What can we say of the Phreaks, those sad anachronisms? The fields are empty; the rocket builders are gone. They play video games now.
A decade after Edmund Scientific closed, I ran across the Anarchist’s Cookbook again, researching the differences between Palahniuk’s Fight Club and Fincher’s adaptation (Palahniuk gets dynamite right from the Cookbook, Fincher lost his nerve and left out key information – weight ratios – from the formula). Again I was struck by the horror of what a few ‘motivated individuals’ could do, even after years of legislation curtailing access to explosives and their component ingredients. And, again, I was touched by the childish glee with which the Phreaks approached their craft, their excitement in boasting, but also in sharing, and most of all in doing. And I was a little more honest about that duality: I had both strains of anarchy running in my blood.
Of course, it’s easy to valorize Phreakers, perhaps easier still to lionize all weirdos. The kids making noise-rock, unintelligible student films, graphic novels, skate videos and ersatz scribbling and notebooks of all sorts – it’s all masturbatory and self-involved and pretentious. Self-amusement. Self-love. Acknowledged. But self-love is better than hate, better still than apathy and boredom. At the least, it’s no worse than the monoculture run by the handful of corporations that own television and radio and that – give it time – will own the internet before most of my generation is in the grave. No one’s even fighting it very strenuously, and – after all – corporations have a right to do anything we can’t stop them from doing.
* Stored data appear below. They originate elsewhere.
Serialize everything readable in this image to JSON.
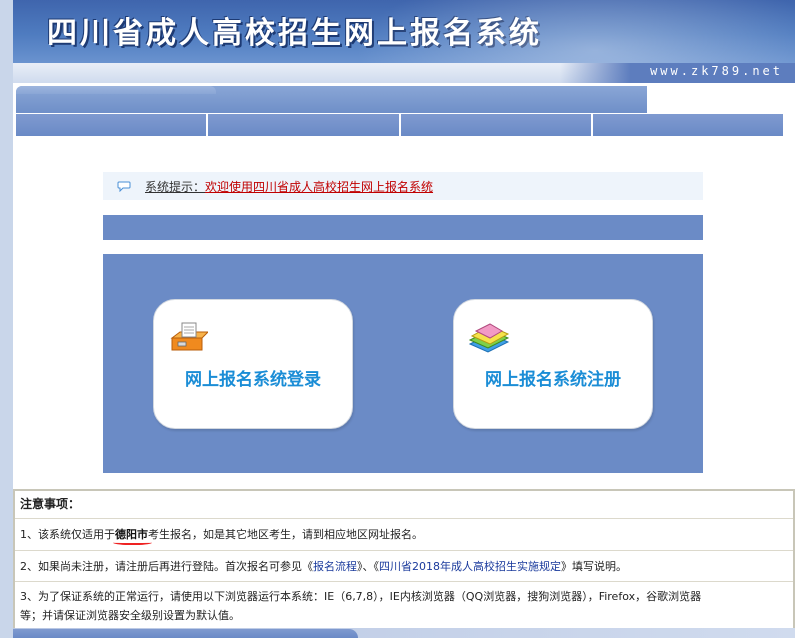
{
  "header": {
    "title": "四川省成人高校招生网上报名系统",
    "site_url": "www.zk789.net"
  },
  "notice": {
    "label": "系统提示：",
    "message": "欢迎使用四川省成人高校招生网上报名系统"
  },
  "cards": {
    "login_label": "网上报名系统登录",
    "register_label": "网上报名系统注册"
  },
  "notes": {
    "heading": "注意事项：",
    "row1": {
      "prefix": "1、该系统仅适用于",
      "city": "德阳市",
      "suffix": "考生报名，如是其它地区考生，请到相应地区网址报名。"
    },
    "row2": {
      "prefix": "2、如果尚未注册，请注册后再进行登陆。首次报名可参见《",
      "link1": "报名流程",
      "middle": "》、《",
      "link2": "四川省2018年成人高校招生实施规定",
      "suffix": "》填写说明。"
    },
    "row3": {
      "line1": "3、为了保证系统的正常运行，请使用以下浏览器运行本系统：IE（6,7,8），IE内核浏览器（QQ浏览器，搜狗浏览器），Firefox，谷歌浏览器",
      "line2": "等；并请保证浏览器安全级别设置为默认值。"
    }
  },
  "colors": {
    "banner": "#3f65ad",
    "panel_blue": "#6b8bc6",
    "card_text": "#1b8dd6",
    "notice_red": "#c00000"
  }
}
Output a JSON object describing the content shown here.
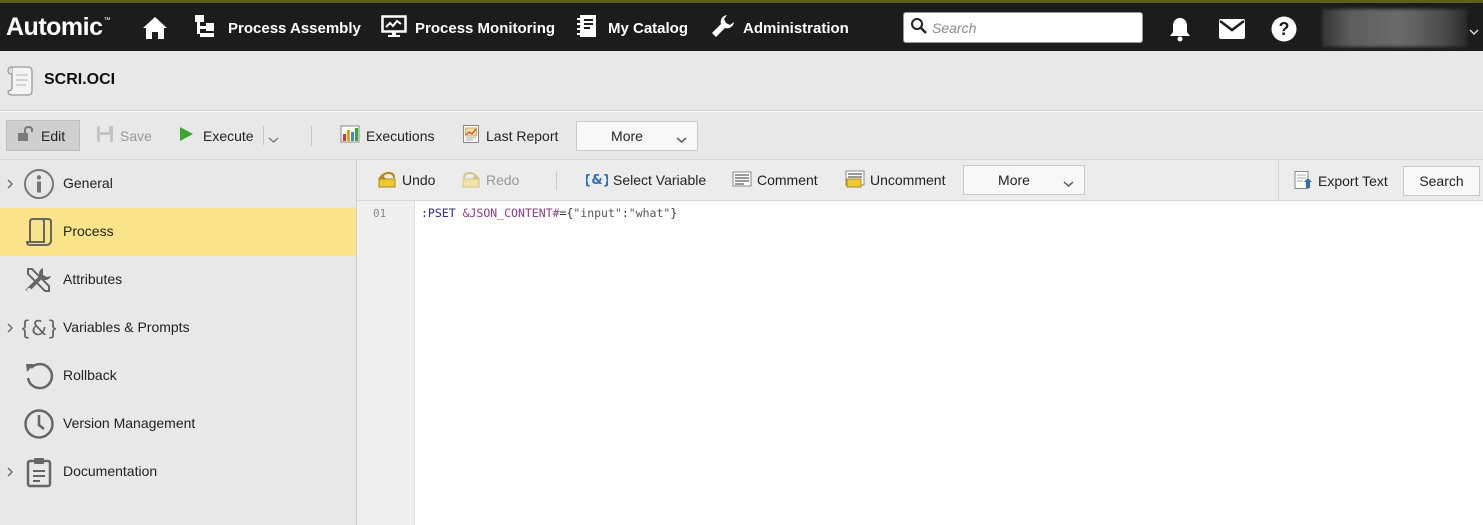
{
  "app": {
    "logo": "Automic",
    "logo_mark": "™"
  },
  "topnav": {
    "items": [
      {
        "label": "Process Assembly",
        "icon": "process-assembly-icon"
      },
      {
        "label": "Process Monitoring",
        "icon": "monitor-icon"
      },
      {
        "label": "My Catalog",
        "icon": "catalog-icon"
      },
      {
        "label": "Administration",
        "icon": "wrench-icon"
      }
    ],
    "search_placeholder": "Search",
    "icons": [
      "home-icon",
      "bell-icon",
      "mail-icon",
      "help-icon"
    ]
  },
  "object": {
    "title": "SCRI.OCI",
    "icon": "script-icon"
  },
  "toolbar": {
    "edit_label": "Edit",
    "save_label": "Save",
    "execute_label": "Execute",
    "executions_label": "Executions",
    "last_report_label": "Last Report",
    "more_label": "More"
  },
  "sidebar": {
    "items": [
      {
        "label": "General",
        "icon": "info-icon",
        "expandable": true,
        "active": false
      },
      {
        "label": "Process",
        "icon": "script-icon",
        "expandable": false,
        "active": true
      },
      {
        "label": "Attributes",
        "icon": "tools-icon",
        "expandable": false,
        "active": false
      },
      {
        "label": "Variables & Prompts",
        "icon": "variable-icon",
        "expandable": true,
        "active": false
      },
      {
        "label": "Rollback",
        "icon": "rollback-icon",
        "expandable": false,
        "active": false
      },
      {
        "label": "Version Management",
        "icon": "clock-icon",
        "expandable": false,
        "active": false
      },
      {
        "label": "Documentation",
        "icon": "clipboard-icon",
        "expandable": true,
        "active": false
      }
    ]
  },
  "editor_toolbar": {
    "undo_label": "Undo",
    "redo_label": "Redo",
    "select_variable_label": "Select Variable",
    "comment_label": "Comment",
    "uncomment_label": "Uncomment",
    "more_label": "More",
    "export_text_label": "Export Text",
    "search_label": "Search"
  },
  "editor": {
    "lines": [
      {
        "number": "01",
        "tokens": [
          {
            "type": "kw",
            "text": ":PSET"
          },
          {
            "type": "op",
            "text": " "
          },
          {
            "type": "var",
            "text": "&JSON_CONTENT#"
          },
          {
            "type": "op",
            "text": "={"
          },
          {
            "type": "str",
            "text": "\"input\""
          },
          {
            "type": "op",
            "text": ":"
          },
          {
            "type": "str",
            "text": "\"what\""
          },
          {
            "type": "op",
            "text": "}"
          }
        ]
      }
    ]
  },
  "colors": {
    "topbar_bg": "#1c1c1c",
    "active_item_bg": "#f9e489",
    "panel_bg": "#e8e8e8"
  }
}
But let’s stop that rant before it starts; it’s fashionable to be dystopian about the internet, or about the world, but – ye fucking gods – it’s wearisome to keep it up. So it’s worth remembering that the moral of Heller’s book cuts both ways. While it lasts, we can use the internet for whatever we can get away with. You can even order a rocket-kit from the company that bought Edmund Scientific, although the models are small, sanitized miniatures. And, when the web is gone or co-opted, we’ll have to find something else. That’s okay: that’s the moral of the story, the resilient yin to the yang of anarchy’s dark, inbred violence. Anarchy never wins – in fact, it loses as soon as it imagines it can – but it never stops. It’s the counterforce. It’s something to do on a Saturday night besides huffing glue and jacking off. It’s not heroic but it’s better than nothing.
I dream I see my father, standing in a field. He’s twelve years old. He holds his hand against the sun. The rocket’s trail fades into the summer haze. He waits and waits, but it never comes down. In his mind, it travels up and out of the atmosphere. It crosses the sub-zero void and lands on Mars. The young offspring of some ancient, alien race finds the rocket. He stares up at the Martian sky and smiles.